On 21 May 2011, Germany reported an outbreak of Shiga-toxin producing Escherichia coli (STEC), serotype O104:H4. At the conclusion of the outbreak at least 4,300 cases of diarrhoeal disease, 773 cases of haemolytic uraemic syndrome (HUS) and 50 deaths across Europe linked to the outbreak in Germany had been reported to the European Centre for Disease Prevention and Control (ECDC). In addition, outside the EU eight cases of STEC and five cases of HUS, including one death had been reported in the USA, Canada and Switzerland through the international health regulations (IHR), all with recent travel history to Germany.

The clinical onset of the last outbreak-related case in Germany was 4 July 2011. The Robert Koch Institute (RKI) in Germany announced the end of the E. coli outbreak on 26 July 2011 after more than two months of intensive investigative activities.

Sprouted seeds

Early case-control studies conducted by the RKI demonstrated that clinical disease was associated with the consumption of fresh salad vegetables. The high proportion of adult women among cases, was consistent with fresh salad vegetables as the source of infection. This led to a false warning about some Spanish grown vegetables causing havoc for some Spanish growers. Later, a detailed cohort study demonstrated an association with sprouted seeds. Epidemiological studies on an associated French outbreak also implicated sprouted seeds as the outbreak vehicle.

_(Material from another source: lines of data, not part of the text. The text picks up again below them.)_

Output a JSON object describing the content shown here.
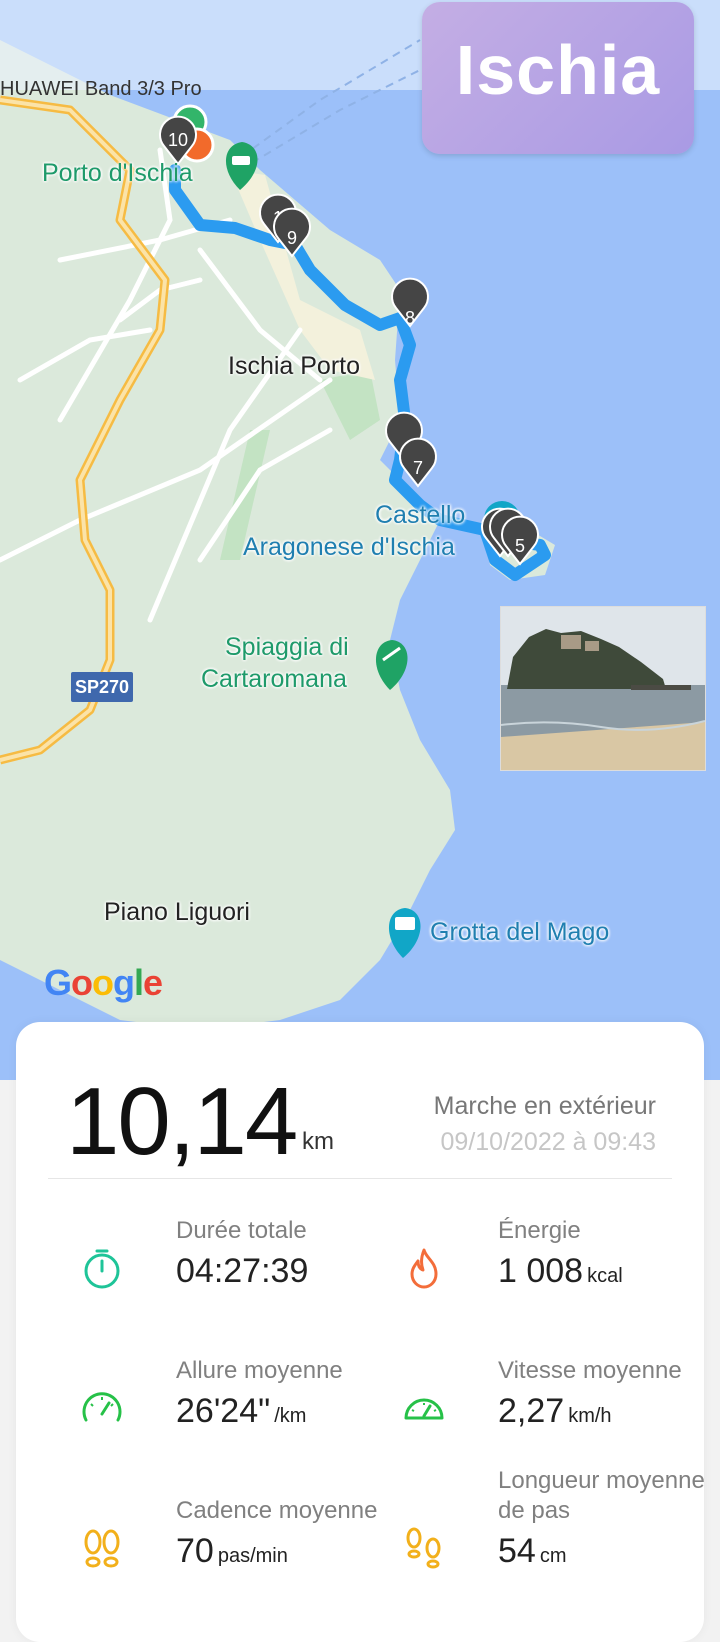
{
  "map": {
    "device_label": "HUAWEI Band 3/3 Pro",
    "title": "Ischia",
    "labels": {
      "porto_ischia": "Porto d'Ischia",
      "ischia_porto": "Ischia Porto",
      "castello_1": "Castello",
      "castello_2": "Aragonese d'Ischia",
      "spiaggia_1": "Spiaggia di",
      "spiaggia_2": "Cartaromana",
      "piano": "Piano Liguori",
      "grotta": "Grotta del Mago",
      "road": "SP270"
    },
    "markers": [
      "10",
      "1",
      "9",
      "8",
      "7",
      "5"
    ],
    "logo": "Google",
    "colors": {
      "route": "#2b9bf0",
      "sea": "#9cc0f9",
      "land": "#d9e9d9",
      "road": "#f5bd44"
    }
  },
  "summary": {
    "distance": "10,14",
    "distance_unit": "km",
    "activity": "Marche en extérieur",
    "date": "09/10/2022 à 09:43"
  },
  "stats": [
    {
      "label": "Durée totale",
      "value": "04:27:39",
      "unit": "",
      "icon": "stopwatch-icon"
    },
    {
      "label": "Énergie",
      "value": "1 008",
      "unit": "kcal",
      "icon": "flame-icon"
    },
    {
      "label": "Allure moyenne",
      "value": "26'24\"",
      "unit": "/km",
      "icon": "speedometer-icon"
    },
    {
      "label": "Vitesse moyenne",
      "value": "2,27",
      "unit": "km/h",
      "icon": "gauge-icon"
    },
    {
      "label": "Cadence moyenne",
      "value": "70",
      "unit": "pas/min",
      "icon": "footprints-icon"
    },
    {
      "label": "Longueur moyenne de pas",
      "value": "54",
      "unit": "cm",
      "icon": "footsteps-icon"
    }
  ]
}
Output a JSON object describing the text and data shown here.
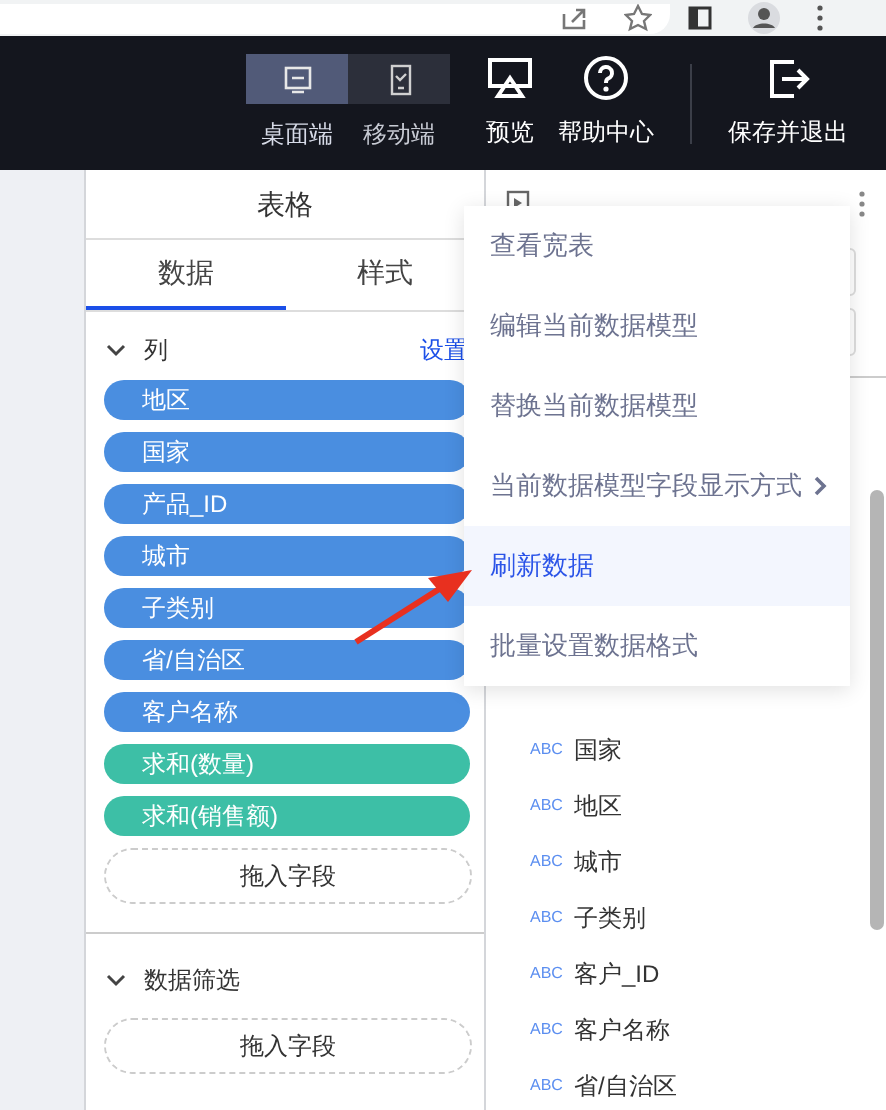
{
  "toolbar": {
    "devices": [
      {
        "label": "桌面端",
        "kind": "desktop",
        "selected": true
      },
      {
        "label": "移动端",
        "kind": "mobile",
        "selected": false
      }
    ],
    "actions": [
      {
        "label": "预览",
        "kind": "preview"
      },
      {
        "label": "帮助中心",
        "kind": "help"
      },
      {
        "label": "保存并退出",
        "kind": "exit"
      }
    ]
  },
  "left_panel": {
    "title": "表格",
    "tabs": [
      {
        "label": "数据",
        "selected": true
      },
      {
        "label": "样式",
        "selected": false
      }
    ],
    "columns_section": {
      "title": "列",
      "link": "设置",
      "fields": [
        {
          "label": "地区",
          "kind": "dimension"
        },
        {
          "label": "国家",
          "kind": "dimension"
        },
        {
          "label": "产品_ID",
          "kind": "dimension"
        },
        {
          "label": "城市",
          "kind": "dimension"
        },
        {
          "label": "子类别",
          "kind": "dimension"
        },
        {
          "label": "省/自治区",
          "kind": "dimension"
        },
        {
          "label": "客户名称",
          "kind": "dimension"
        },
        {
          "label": "求和(数量)",
          "kind": "measure"
        },
        {
          "label": "求和(销售额)",
          "kind": "measure"
        }
      ],
      "drop_zone": "拖入字段"
    },
    "filter_section": {
      "title": "数据筛选",
      "drop_zone": "拖入字段"
    }
  },
  "right_panel": {
    "fields": [
      {
        "type": "ABC",
        "label": "国家"
      },
      {
        "type": "ABC",
        "label": "地区"
      },
      {
        "type": "ABC",
        "label": "城市"
      },
      {
        "type": "ABC",
        "label": "子类别"
      },
      {
        "type": "ABC",
        "label": "客户_ID"
      },
      {
        "type": "ABC",
        "label": "客户名称"
      },
      {
        "type": "ABC",
        "label": "省/自治区"
      }
    ]
  },
  "context_menu": [
    {
      "label": "查看宽表",
      "selected": false,
      "kind": "item"
    },
    {
      "label": "编辑当前数据模型",
      "selected": false,
      "kind": "item"
    },
    {
      "label": "替换当前数据模型",
      "selected": false,
      "kind": "item"
    },
    {
      "label": "当前数据模型字段显示方式",
      "selected": false,
      "kind": "submenu"
    },
    {
      "label": "刷新数据",
      "selected": true,
      "kind": "item"
    },
    {
      "label": "批量设置数据格式",
      "selected": false,
      "kind": "item"
    }
  ]
}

A tracing back and tracing forward study showed that most of the clusters could be attributed to consumption of sprouted seeds from one producer in Germany. Investigation of the production site showed no evidence of environmental contamination. This left the seeds used for the sprout production as the prime suspect vehicle of infection. Fenugreek seeds were found to be common to both outbreaks and that a specific consignment of fenugreek seeds imported from Egypt was the most likely link between the outbreaks.

Import ban

A ban on imports into the EU of Egyptian fenugreek seeds and certain other sprouting seeds was imposed in July 2011 after the European Food Safety Authority said this was the most likely cause of the E. coli outbreaks.

The European Commission’s Food and Veterinary Office (FVO) visited Egypt in August 2011 and found that Egypt did not differentiate between seeds for sprouting and seeds for planting. The trace-back exercise found that three implicated lots were produced in upper Egypt by the same farmer in separate farms grown under organic conditions.

The Egyptian investigation found no evidence of STEC O104:H4 presence, although there was plenty of potential for contamination from human populations and animals, and problems with analytical methods. The FVO said Egypt must ensure that seeds produced specifically for sprouting must comply with hygiene rules and microbiological criteria.

Given an exchange of information with the Egyptian authorities and new measures to prevent contamination, the ban on fenugreek imports from Egypt was lifted on 31 March 2012.

Rare strain

The published data for STEC O104:H4 are scarce as this is a very rare serogroup infecting humans in Europe and globally. According to the information reported to ECDC, there were 10 reported cases of STEC O104:H4 infection in the EU Member States and Norway during 2004-2010. Five of the 10 cases between 2004 and 2010 were related to travel to Afghanistan (2008), Egypt (2010), Tunisia (2009, 2010) and Turkey (2009).

In addition to those cases reported to ECDC, a review of the scientific literature revealed that STEC O104:H4 has been isolated twice in Germany in 2001 and once in Korea in 2005. The German isolates differed from the 2011 outbreak strain.

Inherent problems in sprout production

The preparation of fresh sprouted seeds rarely includes a step where bacterial contamination is eliminated. Hence, food preparation of fresh sprouted seeds is based on the understanding that they are sold as ready-to-eat, i.e. safe to eat as is, or following only minimal preparation. For fresh produce, this assumes and relies on a production process which prevents contamination and an ability to detect contamination when it occurs. These conditions have proven not to be satisfied in this case.